For the gunsmith Costecalde:-“Come with me to the forest glade.”

For the Town Clark:—“If I was invisible, no one would see me.” (a comic song) Two or three times a week people would gather in one house or another and sing, and the remarkable thing is that the songs were always the same. No matter for how long they had been singing them, the people of Tarascon had no desire to change them. They were handed down in families from father to son and nobody dared to interfere with them, they were sacrosanct. They were never even borrowed. It would never occur to the Bezuquets to sing the Costecaldes’ song or to the Costecaldes to sing that of the Bezuquets. You might suppose that having known them for some forty years they might sometimes sing them to themselves, but no, everyone stuck to his own.

In the matter of ballads, as in that of hats, Tartarin played a leading role. His superiority over his fellow citizens arose from the fact that he did not have a song of his own, and so he could take part in all of them, only it was extremely difficult to get him to sing at all.

Returning early from some drawing-room success, our hero preferred to immerse himself in his books on hunting or spend the evening at the club rather than join in a sing-song round a Nimes piano, between two Tarascon candles. He felt that musical evenings were a little beneath him.

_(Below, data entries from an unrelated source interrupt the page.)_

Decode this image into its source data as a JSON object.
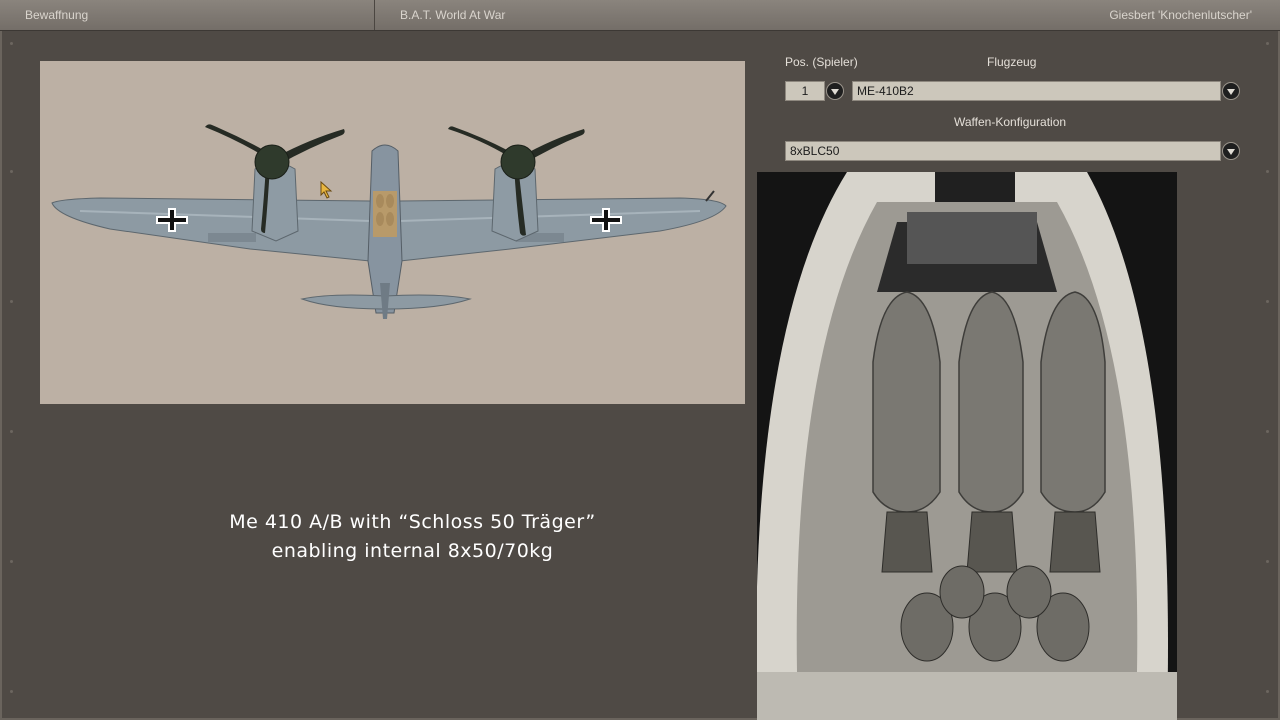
{
  "topbar": {
    "section_title": "Bewaffnung",
    "game_title": "B.A.T. World At War",
    "player_name": "Giesbert 'Knochenlutscher'"
  },
  "form": {
    "position_label": "Pos. (Spieler)",
    "position_value": "1",
    "aircraft_label": "Flugzeug",
    "aircraft_value": "ME-410B2",
    "weapon_config_label": "Waffen-Konfiguration",
    "weapon_config_value": "8xBLC50"
  },
  "caption": {
    "line1": "Me 410 A/B with “Schloss 50 Träger”",
    "line2": "enabling internal 8x50/70kg"
  },
  "icons": {
    "dropdown": "chevron-down-icon",
    "cursor": "mouse-pointer-icon"
  },
  "colors": {
    "background": "#4f4a45",
    "preview_bg": "#bcb0a4",
    "field_bg": "#ccc7bb",
    "topbar": "#7e7872"
  }
}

Sometimes, however, when there was music at Bezuquet the chemists, he would drop in as if by chance, and after much persuasion he would consent to take part in the great duet from “Robert le Diable” with madame Bezuquet the elder.

Anyone who has not heard this has heard nothing. For my part, if I live to be a hundred, I shall always recall the great Tartarin approaching the piano with solemn steps, leaning his elbow upon it, making his grimace and in the greenish light reflected from the chemist’s jars, trying to give his homely face the savage and satanic expression of Robert le Diable.

As soon as he had taken up his position, a quiver of expectation ran through the gathering. One felt that something great was about to happen.